Critical Point Analysis

Clockworks have long been metaphors for systems in general. They illustrate energy transformation, cyclical behaviors, information encoding, and much more. One aspect of systems they clearly illustrate is the existence of a critical point.

Imagine the power involved in controlling the heavy hands of a large tower clock. The drive gears must exert crushing force to keep the hands at exactly the correct position. A critical point analysis of the clockworks would be an effort to find a point in the system where the movement of those hands could be stopped with only the pressure from a single finger. In this example, it's the flywheel. Stop the flywheel and everything else halts. That's a critical point and it's the spot of greatest advantage to any planned system intervention.

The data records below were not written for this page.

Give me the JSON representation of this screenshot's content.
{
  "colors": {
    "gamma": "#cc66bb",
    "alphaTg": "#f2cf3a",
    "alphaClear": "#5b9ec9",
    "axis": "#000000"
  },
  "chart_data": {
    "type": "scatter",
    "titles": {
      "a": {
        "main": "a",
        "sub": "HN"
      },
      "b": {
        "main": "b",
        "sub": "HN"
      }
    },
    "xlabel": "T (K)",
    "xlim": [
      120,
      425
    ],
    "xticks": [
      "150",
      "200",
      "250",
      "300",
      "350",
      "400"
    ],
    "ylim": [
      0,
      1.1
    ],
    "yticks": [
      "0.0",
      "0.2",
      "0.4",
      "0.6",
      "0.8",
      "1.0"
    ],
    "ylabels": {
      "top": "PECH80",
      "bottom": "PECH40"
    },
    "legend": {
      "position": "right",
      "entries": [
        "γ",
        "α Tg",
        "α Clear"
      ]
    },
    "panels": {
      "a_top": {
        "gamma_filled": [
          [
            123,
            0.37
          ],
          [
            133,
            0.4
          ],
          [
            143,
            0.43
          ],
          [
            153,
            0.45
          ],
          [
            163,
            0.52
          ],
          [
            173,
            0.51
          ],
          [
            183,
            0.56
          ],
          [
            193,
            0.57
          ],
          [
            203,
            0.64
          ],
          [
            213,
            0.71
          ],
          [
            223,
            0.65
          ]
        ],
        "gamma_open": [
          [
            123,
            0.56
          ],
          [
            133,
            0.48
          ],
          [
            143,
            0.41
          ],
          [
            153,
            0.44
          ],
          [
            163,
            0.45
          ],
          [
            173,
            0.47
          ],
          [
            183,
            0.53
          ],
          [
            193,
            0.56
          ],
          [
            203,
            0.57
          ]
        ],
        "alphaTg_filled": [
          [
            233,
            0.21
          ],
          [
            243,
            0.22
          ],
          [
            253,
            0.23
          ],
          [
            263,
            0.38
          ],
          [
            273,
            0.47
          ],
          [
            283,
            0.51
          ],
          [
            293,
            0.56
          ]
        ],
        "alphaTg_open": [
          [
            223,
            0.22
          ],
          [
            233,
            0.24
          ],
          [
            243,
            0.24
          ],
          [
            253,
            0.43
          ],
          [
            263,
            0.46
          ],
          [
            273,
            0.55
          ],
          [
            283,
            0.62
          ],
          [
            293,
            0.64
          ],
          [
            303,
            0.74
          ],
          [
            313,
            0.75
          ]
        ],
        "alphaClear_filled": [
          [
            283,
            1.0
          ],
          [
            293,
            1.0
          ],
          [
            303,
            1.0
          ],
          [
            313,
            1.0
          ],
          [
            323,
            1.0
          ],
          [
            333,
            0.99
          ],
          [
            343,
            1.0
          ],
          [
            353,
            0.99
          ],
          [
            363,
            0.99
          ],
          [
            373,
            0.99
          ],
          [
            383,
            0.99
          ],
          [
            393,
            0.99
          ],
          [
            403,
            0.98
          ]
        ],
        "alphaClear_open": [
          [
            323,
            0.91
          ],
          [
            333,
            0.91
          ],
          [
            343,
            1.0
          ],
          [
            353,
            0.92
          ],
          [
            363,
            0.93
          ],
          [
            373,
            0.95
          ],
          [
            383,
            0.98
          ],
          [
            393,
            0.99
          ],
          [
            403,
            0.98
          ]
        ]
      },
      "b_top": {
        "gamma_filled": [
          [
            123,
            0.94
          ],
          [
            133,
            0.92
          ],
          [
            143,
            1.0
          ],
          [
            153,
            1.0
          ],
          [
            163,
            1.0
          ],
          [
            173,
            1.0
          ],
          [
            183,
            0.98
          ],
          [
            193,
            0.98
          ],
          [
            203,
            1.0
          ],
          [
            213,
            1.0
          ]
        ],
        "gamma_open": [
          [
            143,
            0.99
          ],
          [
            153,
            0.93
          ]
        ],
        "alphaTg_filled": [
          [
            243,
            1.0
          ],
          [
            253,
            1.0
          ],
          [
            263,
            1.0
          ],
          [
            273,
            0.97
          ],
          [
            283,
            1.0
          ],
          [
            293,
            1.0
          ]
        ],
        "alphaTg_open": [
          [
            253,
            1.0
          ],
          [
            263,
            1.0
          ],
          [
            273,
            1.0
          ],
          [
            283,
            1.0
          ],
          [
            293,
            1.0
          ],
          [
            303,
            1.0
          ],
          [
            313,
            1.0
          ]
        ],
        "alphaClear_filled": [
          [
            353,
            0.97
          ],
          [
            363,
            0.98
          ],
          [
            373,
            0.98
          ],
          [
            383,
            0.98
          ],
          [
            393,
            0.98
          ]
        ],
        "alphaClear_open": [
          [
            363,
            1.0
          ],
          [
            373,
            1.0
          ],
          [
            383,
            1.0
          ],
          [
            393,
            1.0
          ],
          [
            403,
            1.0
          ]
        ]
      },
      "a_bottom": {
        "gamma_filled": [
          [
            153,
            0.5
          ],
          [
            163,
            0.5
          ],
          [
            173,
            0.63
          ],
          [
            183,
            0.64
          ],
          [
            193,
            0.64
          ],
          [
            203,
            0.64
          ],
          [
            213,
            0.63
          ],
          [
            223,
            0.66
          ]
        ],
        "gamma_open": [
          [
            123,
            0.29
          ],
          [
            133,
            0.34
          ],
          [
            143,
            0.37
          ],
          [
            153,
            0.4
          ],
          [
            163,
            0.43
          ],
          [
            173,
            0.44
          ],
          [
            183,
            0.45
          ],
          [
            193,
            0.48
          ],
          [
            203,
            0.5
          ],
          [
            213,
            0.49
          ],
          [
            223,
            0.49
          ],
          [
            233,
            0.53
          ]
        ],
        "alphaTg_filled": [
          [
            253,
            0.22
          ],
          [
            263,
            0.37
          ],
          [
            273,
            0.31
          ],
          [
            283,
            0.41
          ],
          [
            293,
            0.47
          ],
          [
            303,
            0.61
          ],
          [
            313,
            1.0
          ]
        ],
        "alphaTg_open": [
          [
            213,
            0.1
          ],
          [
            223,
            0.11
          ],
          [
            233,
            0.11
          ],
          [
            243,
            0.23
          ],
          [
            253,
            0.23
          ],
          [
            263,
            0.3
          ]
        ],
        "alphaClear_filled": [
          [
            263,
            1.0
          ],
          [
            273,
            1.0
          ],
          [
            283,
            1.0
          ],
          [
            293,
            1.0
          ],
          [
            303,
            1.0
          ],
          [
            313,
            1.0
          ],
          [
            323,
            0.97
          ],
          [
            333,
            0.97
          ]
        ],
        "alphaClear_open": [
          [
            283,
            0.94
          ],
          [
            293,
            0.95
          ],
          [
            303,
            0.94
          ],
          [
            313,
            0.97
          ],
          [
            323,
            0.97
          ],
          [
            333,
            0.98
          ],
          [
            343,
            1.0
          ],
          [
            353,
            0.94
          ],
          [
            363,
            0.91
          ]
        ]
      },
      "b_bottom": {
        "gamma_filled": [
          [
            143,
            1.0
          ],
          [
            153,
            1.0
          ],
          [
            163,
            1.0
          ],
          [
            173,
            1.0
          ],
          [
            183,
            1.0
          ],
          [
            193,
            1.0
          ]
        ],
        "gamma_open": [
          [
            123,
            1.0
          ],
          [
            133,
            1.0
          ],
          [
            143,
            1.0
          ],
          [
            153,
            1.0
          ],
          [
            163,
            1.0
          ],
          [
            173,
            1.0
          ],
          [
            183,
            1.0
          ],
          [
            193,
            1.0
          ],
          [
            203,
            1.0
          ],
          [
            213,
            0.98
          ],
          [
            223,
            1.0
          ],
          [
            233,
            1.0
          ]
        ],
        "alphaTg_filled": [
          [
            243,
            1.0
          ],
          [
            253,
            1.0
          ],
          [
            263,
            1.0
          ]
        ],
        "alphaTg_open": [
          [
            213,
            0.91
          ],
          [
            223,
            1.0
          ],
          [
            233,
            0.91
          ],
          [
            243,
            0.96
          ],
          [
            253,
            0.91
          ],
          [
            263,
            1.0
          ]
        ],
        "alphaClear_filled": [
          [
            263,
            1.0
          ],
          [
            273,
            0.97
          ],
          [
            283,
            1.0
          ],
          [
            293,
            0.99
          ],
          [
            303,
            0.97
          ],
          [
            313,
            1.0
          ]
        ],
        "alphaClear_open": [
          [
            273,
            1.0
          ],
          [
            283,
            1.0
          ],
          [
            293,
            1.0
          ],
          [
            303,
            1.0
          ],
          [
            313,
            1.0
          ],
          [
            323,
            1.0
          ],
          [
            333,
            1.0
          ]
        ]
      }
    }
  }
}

Business is an incredibly complex system with hundreds of gears (relationships) that mesh together to make it work. The idea that a critical point may exist in a business is difficult to prove; but since the clockwork metaphor seems to be working, it's worth exploring. If there was a critical point in a business, how could we identify it? What would it look like?

Within the clockworks the parts with the greatest mass and largest energy requirements, the hands, are also also the slowest moving. Our critical point, the flywheel, has little mass but is in continual motion. The critical points exhibit speed and repetition but not a lot of substance.

These characteristics are what make ideas critical points. Once an idea starts to spread, the heavy hands of execution begin to move. Internet and advertising consultants tell us extended repetition of a message (the idea) is far more powerful than a single large presentation. A business works because the people involved believe in it.

Critical points have the same characteristics we've already found in the powerful creative forces of nature. They are Gentle, Powerful, and Repetitive. When we find a critical point and dedicate ourselves to it, like an Archimedes who has finally found his place to stand, we can move our world.